IT is great to see Edinburgh’s role in the slave trade is to be marked by footage of singer Kayus Bankole, from Leith band Young Fathers, being beamed onto the City Chambers.

He will be performing a piece he has written about those in Scotland who profited from this barbaric practice.

There has largely been an airbrushing of Scotland’s role in the slave trade, which saw Edinburgh and Scotland as a whole benefit considerably economically. Events such as this serve to provide a greater understanding of our nation’s involvement in slavery, but we must do more.

Scots played an incredibly important role as plantation owners, merchants and slave ship captains. Even Robert Burns was considering a position as a book-keeper in a plantation before poetry revived his fortunes. In 1796, Scots owned nearly 30% of the estates in Jamaica and by 1817, a staggering 32% of the slaves.

It was the slave trade which played a major part in financing and powering the industrial revolution in Scotland. The economic rise of Glasgow and Edinburgh was, in part, produced off the back of slave labour and the commodities it produced such as tobacco, sugar and cotton.

Its time Scottish pupils were taught of the nation’s role in the slave trade, and that we as a nation come to terms with our involvement through the establishment of a permanent memorial to the millions of black Africans who suffered to make so many in Scotland incredibly wealthy.

Alex Orr

GERRY Hassan’s article in the Sunday National makes interesting reading but I wonder if his conclusions are right (Indy D-Day for Labour, December 22).

Perhaps if the Scottish Governments have been cautious it’s simply because the purse strings are still held by Westminster. Given this constraint, surely we should applaud the actions of the SNP in government. We now enjoy a better and more caring society than do our friends south of the Border. It’s one of the reasons so many of them migrate north on retirement. Yes, things could be better but we need controls that will only come with independence.

READ MORE: Scottish Labour are beginning to accept the idea of independence

I came home in late 1997, having worked in England for 32 years, to find a Labour party with a handful of members locally and little likelihood of winning anything other than a few seats in local government elections. Robert MacLennan held the constituency seat for Labour from 1966 to 1981, when he helped form the SDP, later to become the Liberal Democrats. At this year’s election, Karl Rosie of the SNP narrowly missed winning the seat. Jamie Stone’s majority was slashed from 2044 to 204.

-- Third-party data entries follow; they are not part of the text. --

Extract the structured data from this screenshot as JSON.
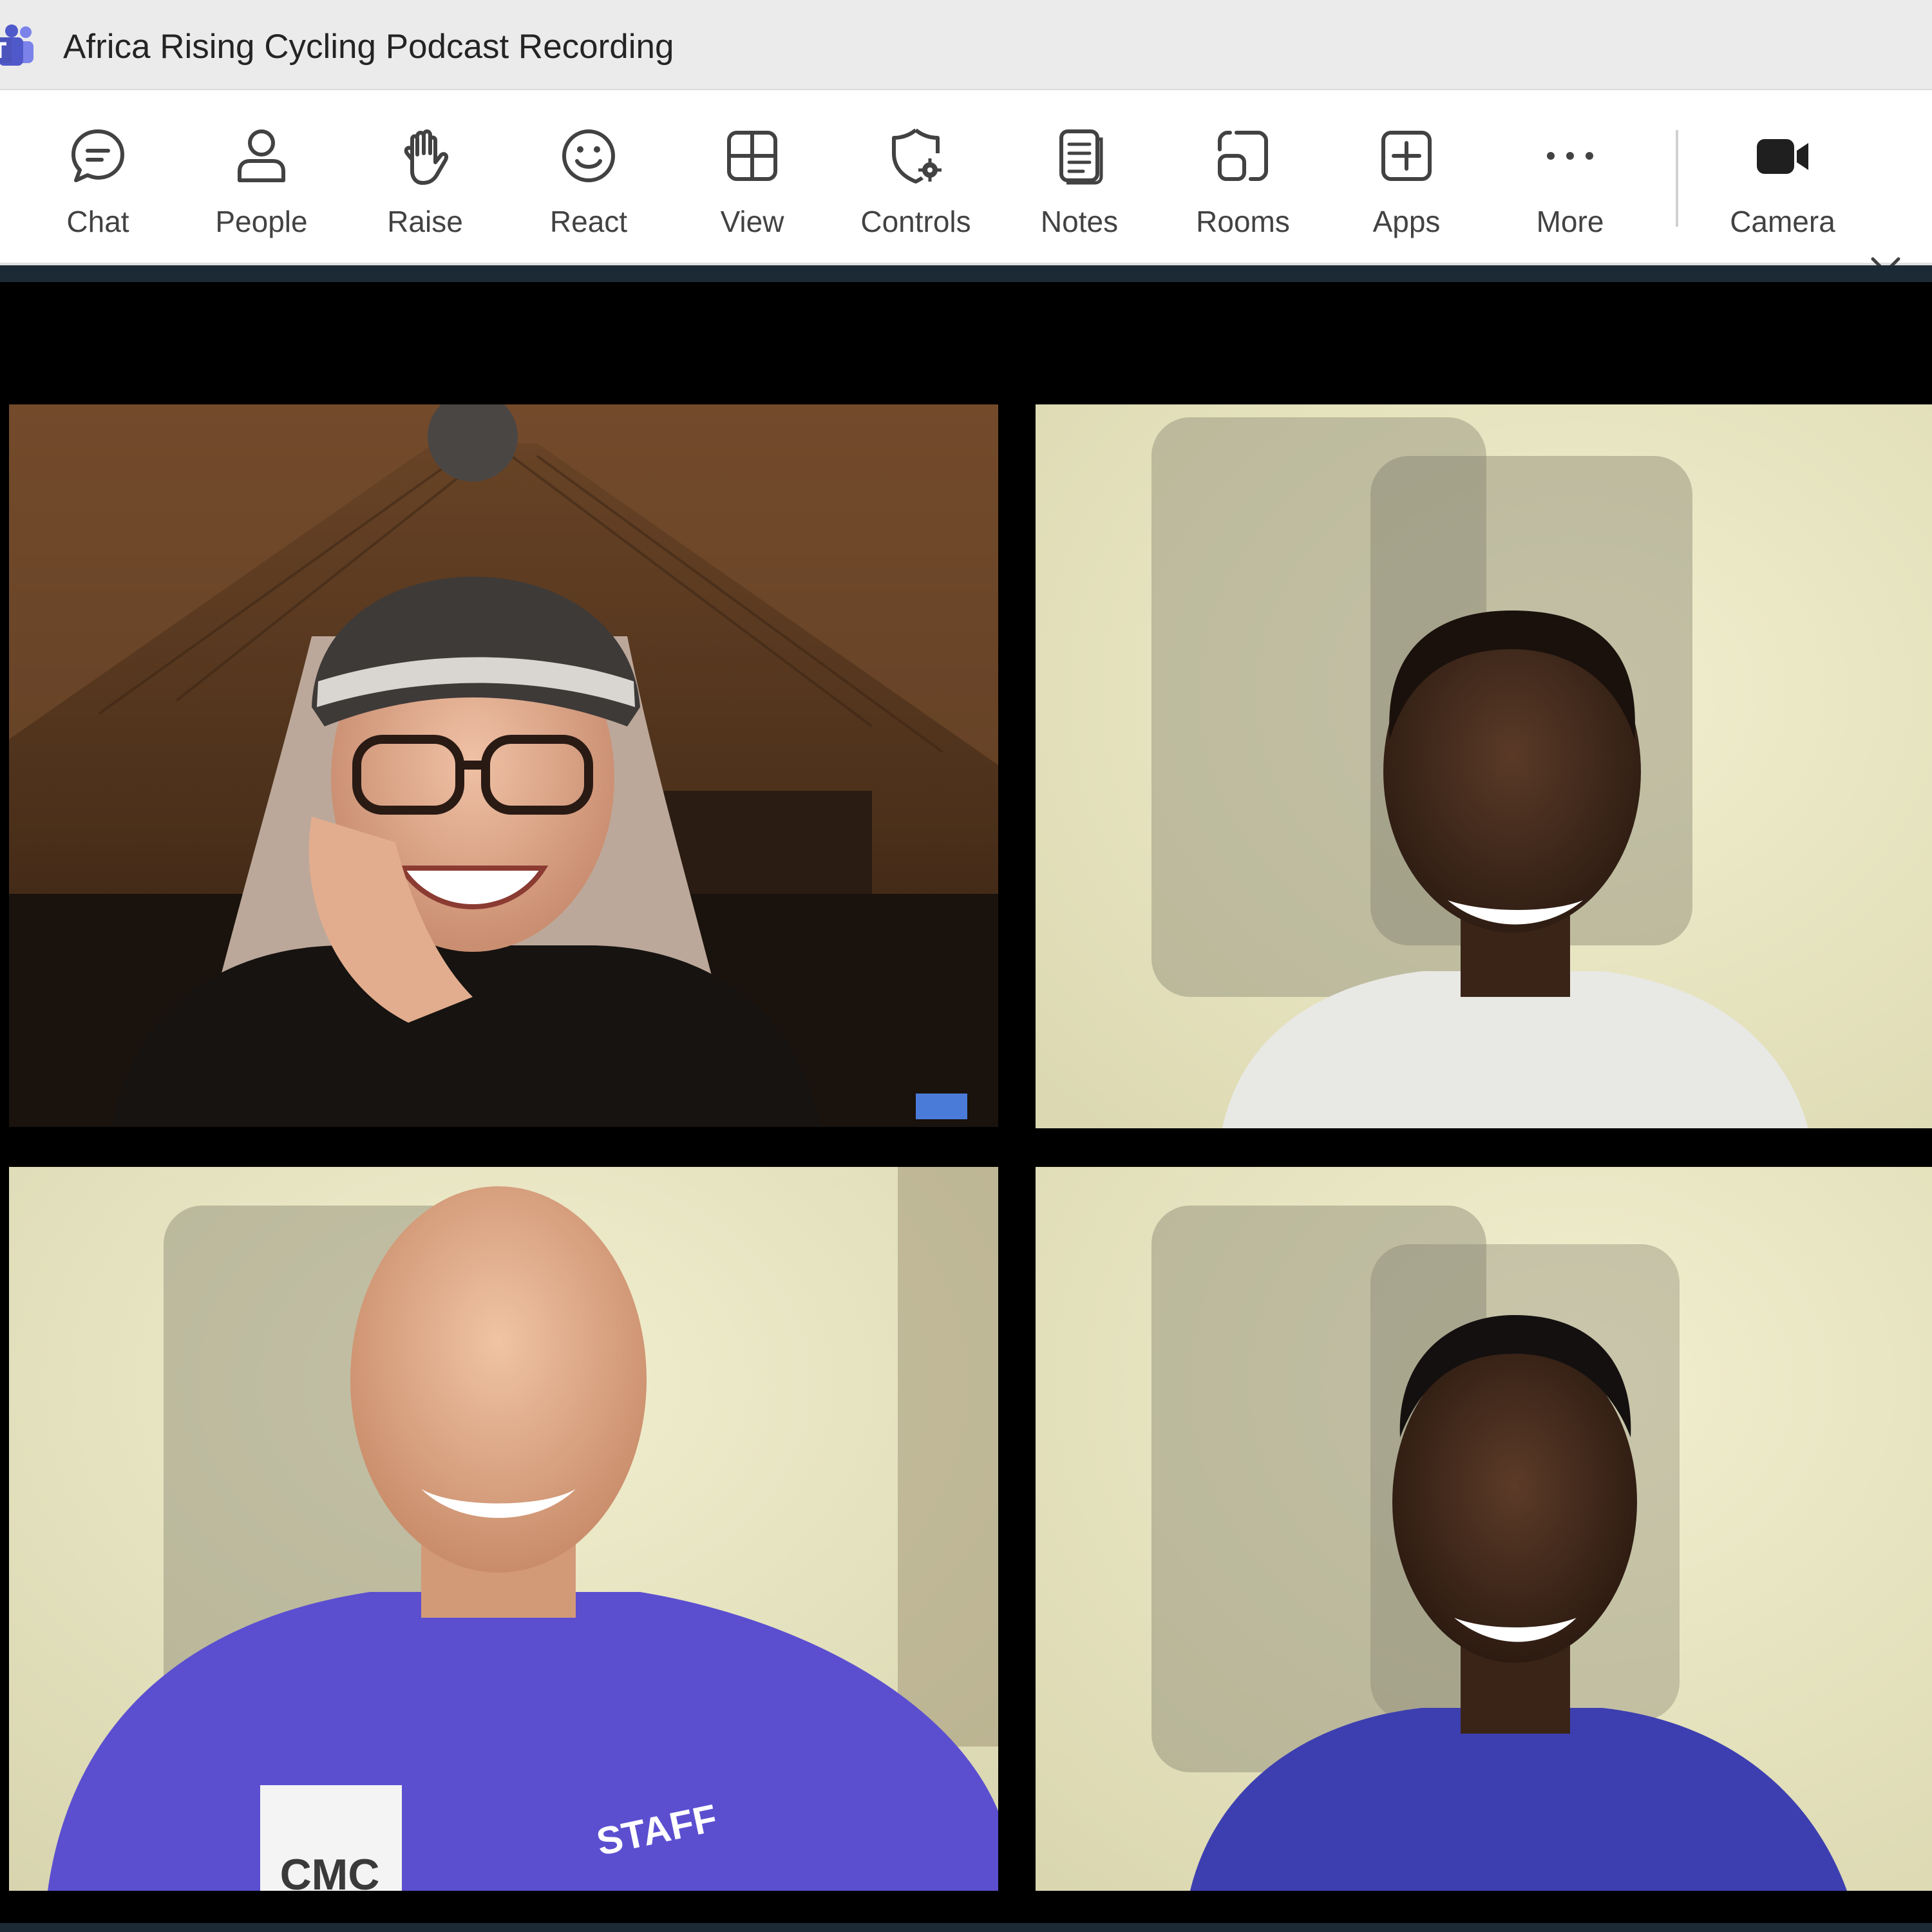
{
  "window": {
    "title": "Africa Rising Cycling Podcast Recording",
    "app_icon": "teams-logo-icon"
  },
  "toolbar": {
    "items": [
      {
        "label": "Chat",
        "icon": "chat-icon"
      },
      {
        "label": "People",
        "icon": "people-icon"
      },
      {
        "label": "Raise",
        "icon": "raise-hand-icon"
      },
      {
        "label": "React",
        "icon": "react-smiley-icon"
      },
      {
        "label": "View",
        "icon": "view-grid-icon"
      },
      {
        "label": "Controls",
        "icon": "controls-shield-icon"
      },
      {
        "label": "Notes",
        "icon": "notes-icon"
      },
      {
        "label": "Rooms",
        "icon": "rooms-icon"
      },
      {
        "label": "Apps",
        "icon": "apps-plus-icon"
      },
      {
        "label": "More",
        "icon": "more-ellipsis-icon"
      },
      {
        "label": "Camera",
        "icon": "camera-icon"
      }
    ],
    "camera_options_icon": "chevron-down-icon"
  },
  "participants": [
    {
      "tile": "video-tile-1",
      "background": "wood-cabin",
      "shirt_color": "#1a1a1a"
    },
    {
      "tile": "video-tile-2",
      "background": "blurred-cream-wall",
      "shirt_color": "#e8e8e4"
    },
    {
      "tile": "video-tile-3",
      "background": "blurred-cream-wall",
      "shirt_color": "#5b4fd0",
      "shirt_text": [
        "CMC",
        "STAFF"
      ]
    },
    {
      "tile": "video-tile-4",
      "background": "blurred-cream-wall",
      "shirt_color": "#3d3fb0"
    }
  ],
  "colors": {
    "titlebar": "#ebebeb",
    "toolbar": "#ffffff",
    "stage": "#000000",
    "icon_stroke": "#424242",
    "teams_purple": "#5b5fc7"
  }
}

If the Labour party wants to survive in Scotland, it needs to decide what it stands for. In this month’s election much of what Corbyn offered had already been implemented by the Scottish Government and the SNP went further by offering us a nuclear-free country and its record in government.

Perhaps the Labour party’s first decision should be to break away from the UK Labour party and form a Scottish one. The present branch office only muddies the waters. It might then be able to appeal to the rump of the existing party.

Yes, we need a wide spectrum of society if we are to gain independence, and come independence no-one has suggested that we’ll have an SNP dictatorship. Other parties will be there to offer a range of policies. But so far none of the others, except perhaps the Greens, have offered anything that isn’t Westminster-focused.

Catriona Grigg

I AM astonished at the heat generated by two simple issues: postcodes and TV news (Letters, December 19 and 21). At present it makes perfect logistic sense to concentrate west Borders mail at Carlisle to connect with national and international road and rail networks. Any move would just delay the mail. Of course when we are an independent nation we will have to revise arrangements, but it is hardly top of a list of grievances.

READ MORE: Seats in the Borders are all still English ‘add-ons’

Likewise the ITV news. The Border TV evening news programme provides an excellent, impartial, balanced news service for the south of Scotland and Lake District, including our three professional football sides and Borders rugby. For instance, during the election, they featured every candidate in the three Borders constituencies and gave them each exactly the same length of time. I very much doubt that STV would give us a fraction of the time on local issues.

It is true that in exchange for local news we get news about Carlisle, Keswick, Workington etc. This interests me. I want to be independent but I want to live in harmony with my neighbours. I need to know road conditions in Carlisle, for instance. We are entering, I fear, a new phase in our struggle. But I will not be manning any barricades for the sake of a postcode. And when I get my face back I want it to still have a nose.